Colbert has said in interviews that he hasn’t had much time to think ahead to what he might want to do next, though he is on the hook to help write a new “Lord of the Rings” movie.

“I don’t have much better of an answer than most college seniors do, which is I’ve got to finish this first, because it takes almost the entirety of my brain to do this show,” he told People magazine. “So we’ll land this plane and we’ll check out the view from there.”

Starting Friday, the 11:35 p.m. window belonging to “The Late Show” will be controlled by Byron Allen, whose media company leased the time slot from CBS for his show “Comics Unleashed.”

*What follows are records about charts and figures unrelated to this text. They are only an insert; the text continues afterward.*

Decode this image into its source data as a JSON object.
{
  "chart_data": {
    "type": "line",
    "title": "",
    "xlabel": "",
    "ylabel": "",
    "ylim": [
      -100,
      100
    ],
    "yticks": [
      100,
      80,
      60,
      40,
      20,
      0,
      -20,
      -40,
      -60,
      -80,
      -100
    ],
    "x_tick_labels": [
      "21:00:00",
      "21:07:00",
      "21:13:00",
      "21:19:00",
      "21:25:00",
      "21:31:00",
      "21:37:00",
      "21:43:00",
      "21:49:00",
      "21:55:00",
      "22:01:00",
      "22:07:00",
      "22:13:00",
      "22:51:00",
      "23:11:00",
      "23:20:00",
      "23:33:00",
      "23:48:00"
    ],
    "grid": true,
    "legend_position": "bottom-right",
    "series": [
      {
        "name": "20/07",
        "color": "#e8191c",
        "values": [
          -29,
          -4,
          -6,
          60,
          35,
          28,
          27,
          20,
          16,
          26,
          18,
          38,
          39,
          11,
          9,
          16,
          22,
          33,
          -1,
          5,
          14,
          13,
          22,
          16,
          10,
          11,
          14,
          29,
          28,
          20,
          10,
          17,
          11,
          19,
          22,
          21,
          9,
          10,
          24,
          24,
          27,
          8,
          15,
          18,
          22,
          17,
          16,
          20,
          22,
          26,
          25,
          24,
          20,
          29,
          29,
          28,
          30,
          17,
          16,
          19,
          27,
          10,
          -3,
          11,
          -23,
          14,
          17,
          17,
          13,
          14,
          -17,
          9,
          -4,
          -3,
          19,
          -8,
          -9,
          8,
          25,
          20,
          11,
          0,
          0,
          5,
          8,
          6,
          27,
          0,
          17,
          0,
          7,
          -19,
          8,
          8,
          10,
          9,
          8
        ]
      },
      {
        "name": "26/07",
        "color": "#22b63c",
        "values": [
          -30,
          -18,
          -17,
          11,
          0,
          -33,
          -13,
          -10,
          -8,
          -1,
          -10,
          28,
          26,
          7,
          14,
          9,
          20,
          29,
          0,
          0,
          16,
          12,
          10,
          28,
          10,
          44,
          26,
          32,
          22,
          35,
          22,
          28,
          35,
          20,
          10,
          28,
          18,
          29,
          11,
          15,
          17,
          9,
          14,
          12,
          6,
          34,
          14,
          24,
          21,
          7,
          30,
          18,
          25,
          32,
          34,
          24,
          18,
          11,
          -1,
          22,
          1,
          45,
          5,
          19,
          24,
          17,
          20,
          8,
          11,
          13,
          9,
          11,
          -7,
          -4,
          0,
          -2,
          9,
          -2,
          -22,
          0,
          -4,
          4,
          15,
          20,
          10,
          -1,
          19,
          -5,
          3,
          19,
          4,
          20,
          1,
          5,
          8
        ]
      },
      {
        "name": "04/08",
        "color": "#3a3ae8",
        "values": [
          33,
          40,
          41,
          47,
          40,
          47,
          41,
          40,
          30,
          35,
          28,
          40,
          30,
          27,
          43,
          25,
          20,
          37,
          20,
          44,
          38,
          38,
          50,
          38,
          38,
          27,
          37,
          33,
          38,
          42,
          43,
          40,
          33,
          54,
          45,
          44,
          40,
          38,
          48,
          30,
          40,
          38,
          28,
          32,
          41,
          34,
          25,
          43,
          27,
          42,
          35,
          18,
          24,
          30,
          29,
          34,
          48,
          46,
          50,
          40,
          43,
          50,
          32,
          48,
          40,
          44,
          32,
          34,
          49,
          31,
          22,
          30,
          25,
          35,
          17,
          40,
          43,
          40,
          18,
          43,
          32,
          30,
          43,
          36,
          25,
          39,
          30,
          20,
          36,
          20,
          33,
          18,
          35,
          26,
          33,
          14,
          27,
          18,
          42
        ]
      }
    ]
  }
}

Allen’s talk show features a rotating roundtable of comics who tell stories and riff on each other’s jokes, and it’s purposefully evergreen in nature so that the episodes can be repeated later, which means it noticeably lacks any political humor.

CBS said Colbert’s set will be donated to the Museum of Broadcast Communications in Chicago.

As for the famed Ed Sullivan Theater stage where the show was produced for decades, there are no firm plans for what will become of the 100-year-old performance space.

“The fact that nothing’s gonna come in here breaks my heart,” Colbert told Architectural Digest in a video tour of the theater. “But someone will figure it out, and I wish them all the luck in the world — because they’re gonna love it.”

This story has been updated with additional information.